London-based satellite operator Inmarsat has suffered a 60 per cent shareholder rebellion over its CEO’s pay. Rupert Pearce received £1.9 million in total compensation last year, and shareholders were complaining that the reward was hardly commensurate with a tumbling share price and profits under pressure.

Today’s share price is around £3.78, but a year ago in June 2017 shares were trading at £8.44.

Pearce unveiled Inmarsat’s Q1 numbers last week saying that the year had started well, with strong performance from its growing aircraft division. Overall revenues were up 4.8 percent y-o-y, and revenue guidance for this year was reiterated at $1,300-1,500 million.

He spent time talking about the company’s role in the aviation market. “In Business and General Aviation, we now have around 4,000 aircraft using our SwiftBroadband project… Our L-band based [In-Flight Connectivity] service based on SwiftBroadband grew revenues by 50 per cent.
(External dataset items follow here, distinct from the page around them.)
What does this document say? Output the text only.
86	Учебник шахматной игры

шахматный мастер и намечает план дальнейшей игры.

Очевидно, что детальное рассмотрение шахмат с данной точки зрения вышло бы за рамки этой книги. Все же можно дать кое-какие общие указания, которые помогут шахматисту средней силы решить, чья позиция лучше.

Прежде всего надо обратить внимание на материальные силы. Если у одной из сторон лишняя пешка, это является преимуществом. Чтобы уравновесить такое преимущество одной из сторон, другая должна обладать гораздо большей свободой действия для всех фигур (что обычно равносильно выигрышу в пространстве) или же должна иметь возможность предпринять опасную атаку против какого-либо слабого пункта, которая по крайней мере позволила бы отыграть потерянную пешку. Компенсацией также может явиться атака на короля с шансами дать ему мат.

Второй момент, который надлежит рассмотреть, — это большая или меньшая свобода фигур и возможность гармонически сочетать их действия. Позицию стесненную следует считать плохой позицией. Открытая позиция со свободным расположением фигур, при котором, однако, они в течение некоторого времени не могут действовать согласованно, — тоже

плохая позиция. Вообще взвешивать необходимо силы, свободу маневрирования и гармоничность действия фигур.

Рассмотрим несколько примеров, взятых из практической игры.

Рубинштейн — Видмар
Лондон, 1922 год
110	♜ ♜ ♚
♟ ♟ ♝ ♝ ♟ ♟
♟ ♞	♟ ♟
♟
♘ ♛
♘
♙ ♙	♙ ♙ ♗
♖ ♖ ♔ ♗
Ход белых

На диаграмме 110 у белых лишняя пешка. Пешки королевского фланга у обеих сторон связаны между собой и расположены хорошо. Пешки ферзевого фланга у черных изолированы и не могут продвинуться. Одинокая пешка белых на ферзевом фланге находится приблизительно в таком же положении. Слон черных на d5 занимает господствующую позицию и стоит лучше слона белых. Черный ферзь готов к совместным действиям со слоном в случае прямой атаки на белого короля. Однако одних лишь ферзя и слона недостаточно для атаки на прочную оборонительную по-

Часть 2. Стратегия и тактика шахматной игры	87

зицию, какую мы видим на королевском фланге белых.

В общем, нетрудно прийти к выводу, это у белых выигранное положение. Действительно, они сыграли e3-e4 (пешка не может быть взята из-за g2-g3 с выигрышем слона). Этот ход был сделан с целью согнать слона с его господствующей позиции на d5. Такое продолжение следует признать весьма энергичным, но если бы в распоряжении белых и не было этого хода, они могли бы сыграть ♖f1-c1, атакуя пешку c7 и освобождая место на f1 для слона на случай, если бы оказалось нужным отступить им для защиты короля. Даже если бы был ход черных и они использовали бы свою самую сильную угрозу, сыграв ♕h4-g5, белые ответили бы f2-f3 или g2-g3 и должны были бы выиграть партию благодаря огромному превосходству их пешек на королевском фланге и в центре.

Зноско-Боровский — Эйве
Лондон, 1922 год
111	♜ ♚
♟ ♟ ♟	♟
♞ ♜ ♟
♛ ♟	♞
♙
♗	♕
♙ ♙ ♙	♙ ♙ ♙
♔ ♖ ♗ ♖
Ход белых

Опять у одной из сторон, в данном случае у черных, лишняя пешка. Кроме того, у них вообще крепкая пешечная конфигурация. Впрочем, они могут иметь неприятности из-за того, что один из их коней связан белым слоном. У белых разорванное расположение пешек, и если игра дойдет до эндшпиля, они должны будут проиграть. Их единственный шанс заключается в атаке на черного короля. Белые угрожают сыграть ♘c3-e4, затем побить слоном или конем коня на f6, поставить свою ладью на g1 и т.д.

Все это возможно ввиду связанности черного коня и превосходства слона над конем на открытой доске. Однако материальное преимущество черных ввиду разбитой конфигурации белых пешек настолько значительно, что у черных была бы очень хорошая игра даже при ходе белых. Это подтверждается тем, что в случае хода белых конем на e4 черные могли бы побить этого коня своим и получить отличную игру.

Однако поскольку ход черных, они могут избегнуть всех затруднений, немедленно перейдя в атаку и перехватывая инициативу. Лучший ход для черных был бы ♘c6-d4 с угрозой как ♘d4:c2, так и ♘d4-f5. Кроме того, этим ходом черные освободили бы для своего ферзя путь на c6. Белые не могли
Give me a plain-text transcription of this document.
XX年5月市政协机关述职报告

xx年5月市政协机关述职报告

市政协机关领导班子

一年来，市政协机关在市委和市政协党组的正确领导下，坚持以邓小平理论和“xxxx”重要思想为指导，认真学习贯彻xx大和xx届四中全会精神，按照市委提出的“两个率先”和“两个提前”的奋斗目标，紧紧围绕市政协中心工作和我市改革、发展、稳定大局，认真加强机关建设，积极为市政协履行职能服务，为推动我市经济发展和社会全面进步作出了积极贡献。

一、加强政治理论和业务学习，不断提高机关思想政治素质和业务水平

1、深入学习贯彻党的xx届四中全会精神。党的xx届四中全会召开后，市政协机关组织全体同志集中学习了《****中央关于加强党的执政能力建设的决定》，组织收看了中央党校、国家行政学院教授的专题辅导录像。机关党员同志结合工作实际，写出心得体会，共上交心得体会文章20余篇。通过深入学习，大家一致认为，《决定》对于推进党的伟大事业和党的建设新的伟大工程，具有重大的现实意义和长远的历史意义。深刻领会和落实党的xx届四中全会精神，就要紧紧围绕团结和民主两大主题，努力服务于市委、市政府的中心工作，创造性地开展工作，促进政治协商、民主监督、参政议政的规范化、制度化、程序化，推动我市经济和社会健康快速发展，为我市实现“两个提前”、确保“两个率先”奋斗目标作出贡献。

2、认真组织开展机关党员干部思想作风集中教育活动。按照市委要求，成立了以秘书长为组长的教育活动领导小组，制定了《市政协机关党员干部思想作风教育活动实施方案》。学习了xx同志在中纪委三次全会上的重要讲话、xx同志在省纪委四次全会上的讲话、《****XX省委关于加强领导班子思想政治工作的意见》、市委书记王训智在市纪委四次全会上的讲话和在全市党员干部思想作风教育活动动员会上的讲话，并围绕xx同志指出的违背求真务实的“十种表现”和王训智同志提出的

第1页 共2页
Thanks to increased usage by a number of customers. [The] IFC service now have over 1,300 expected aircraft under signed contracts, including a recent traditions of Citilink, the subsidiary of Garuda airlines and Kuwait Airways, announced by our partners in the last few weeks.”

“And now at last, the first commercial GX IFC services are starting to go live in the coming months, including with Euro Wings, and Austrian from our Deutsche Lufthansa Group contract as well as Qatar Airways, who announced only this week, have started their service rollout to passengers.”

Pearce explained that today’s typical 50-100 Mb/s delivery to aircraft passengers was progressing to 300 Mb/s by the end of 2019, and that trials of the higher speed services were being tested by Qatar, Lufthansa and Singapore Airlines.  “You’ll see some early evidence that we can deliver a really rich strong level of customer experience, even when there are up to 100 people on an aircraft using our services at the same time.”

Equity analysts at investment bank Deutsche Bank are recommending the stock as a ‘Buy’ and give a target share price of £5.75, and saying that 2018 is a year “all about confidence”.